David Bergman


David Bergman is Professor Emeritus of English from Towson University and the author or editor of twenty books. Next year Black Spring Press will publish his first two murder mysteries, Unassisted Living and Intensive Care, set in a retirement community in Baltimore.


The Man Approached by Dead Lovers

The dead he once made love to often return to check on him, and to show off how they’ve grown no older or weaker than when they last had sex. He, of course, suffers mortality’s predictable losses that they’re far too polite to mention. Instead they smile and wink and lay bare parts of their flesh to prove they remain as desirable as ever. They seem glad to be out of the underworld, and able to show off to the living what they preserved out of sight, in the timeless vault of the imagination. In the garret of his mind he finds the color-field painter stretching his skin like raw canvas across his sturdy frame, and in the kitchen the waiter whose succulent lips pucker like a guppy’s in a fishbowl. In the bathroom waits the hairdresser whose chest is as thick as an old-growth forest, clicking his scissors like castanets as he dances on the tiled floor. But the dead, though gorgeous, are not interested in seduction. They might unbutton their shirts down to their navels, but they never take them off. Nudity is reserved for life and not for these post-mortal encounters. The dead who contact him are always men he met during the day, his afternoon delights, as if the sun burnt their images on his brain. He picked up a few in the early morning, after a fruitless night of lust. But he met most of them in late afternoon, when work was officially over and dinner plans yet-to-be-made, when he could saunter free from care and open to possibility for others like himself, filled with desire, men taking the air and unafraid of taking all of it.

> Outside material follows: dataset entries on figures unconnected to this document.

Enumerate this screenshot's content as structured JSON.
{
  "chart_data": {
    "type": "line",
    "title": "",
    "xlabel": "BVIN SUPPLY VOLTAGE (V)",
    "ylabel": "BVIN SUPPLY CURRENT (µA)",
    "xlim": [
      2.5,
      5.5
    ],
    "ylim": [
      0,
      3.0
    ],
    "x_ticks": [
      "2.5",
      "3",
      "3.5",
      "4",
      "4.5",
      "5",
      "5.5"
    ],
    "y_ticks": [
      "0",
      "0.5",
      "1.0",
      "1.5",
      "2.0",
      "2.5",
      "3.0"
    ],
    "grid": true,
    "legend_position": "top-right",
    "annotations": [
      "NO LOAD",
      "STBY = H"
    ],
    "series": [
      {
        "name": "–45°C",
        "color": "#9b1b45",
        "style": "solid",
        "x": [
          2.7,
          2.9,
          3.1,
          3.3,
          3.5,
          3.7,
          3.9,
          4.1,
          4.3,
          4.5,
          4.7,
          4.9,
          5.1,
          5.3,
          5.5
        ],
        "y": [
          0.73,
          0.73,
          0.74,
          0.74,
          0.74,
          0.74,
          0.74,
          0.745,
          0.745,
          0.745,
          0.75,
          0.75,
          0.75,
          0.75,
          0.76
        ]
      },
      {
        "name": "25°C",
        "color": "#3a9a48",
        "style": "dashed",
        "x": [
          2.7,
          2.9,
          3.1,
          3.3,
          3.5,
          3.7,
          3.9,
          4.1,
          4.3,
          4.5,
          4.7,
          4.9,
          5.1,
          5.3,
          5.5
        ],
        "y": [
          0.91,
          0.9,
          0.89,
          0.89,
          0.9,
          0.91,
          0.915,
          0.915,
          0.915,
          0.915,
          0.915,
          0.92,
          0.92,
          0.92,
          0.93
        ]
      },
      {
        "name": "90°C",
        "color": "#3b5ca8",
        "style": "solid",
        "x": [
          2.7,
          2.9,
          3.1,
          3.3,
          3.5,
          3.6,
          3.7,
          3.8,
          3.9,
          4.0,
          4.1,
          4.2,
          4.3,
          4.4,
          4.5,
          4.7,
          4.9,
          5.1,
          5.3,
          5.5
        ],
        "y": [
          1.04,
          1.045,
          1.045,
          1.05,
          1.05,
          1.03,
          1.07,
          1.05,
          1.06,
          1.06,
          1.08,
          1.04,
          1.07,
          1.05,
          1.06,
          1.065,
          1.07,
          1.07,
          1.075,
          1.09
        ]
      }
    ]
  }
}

I wrote poems whose title began ‘The Man Who . . .’ for many years, and I still may write more. I have always loved case studies, and in these case studies, I could mix my own experiences with whatever material I needed. Sometimes I retold stories that others told me. Sometimes I used mythology or stories torn from the headlines.

‘The Man Who Was Approached by Dead Lovers’ grows out of several experiences. I am a gay man who came out in the early 70s, a decade before the AIDS epidemic. I am now in my seventies, and so many of the men I made love to have died not only from AIDS but from accidents and disease. Suddenly very vivid memories of them come to mind, and I am filled with loss, and joy and regret. Much is made of the profligate nature of the sex at that time, but few encounters have been more magical for me than walking down a street and suddenly feeling the interest and desire of a man whom I found interesting and desirable. These encounters did not all end in bed. Sometimes, as Auden says, we had ‘places to go and sailed calmly on.’ Nor do I feel that I initiate these sudden recollections of the dead, rather the dead seem to be checking up on me. Not as guardians, because they have no power to protect, but as well-meaning snoopy neighbors wanting to hear the latest news.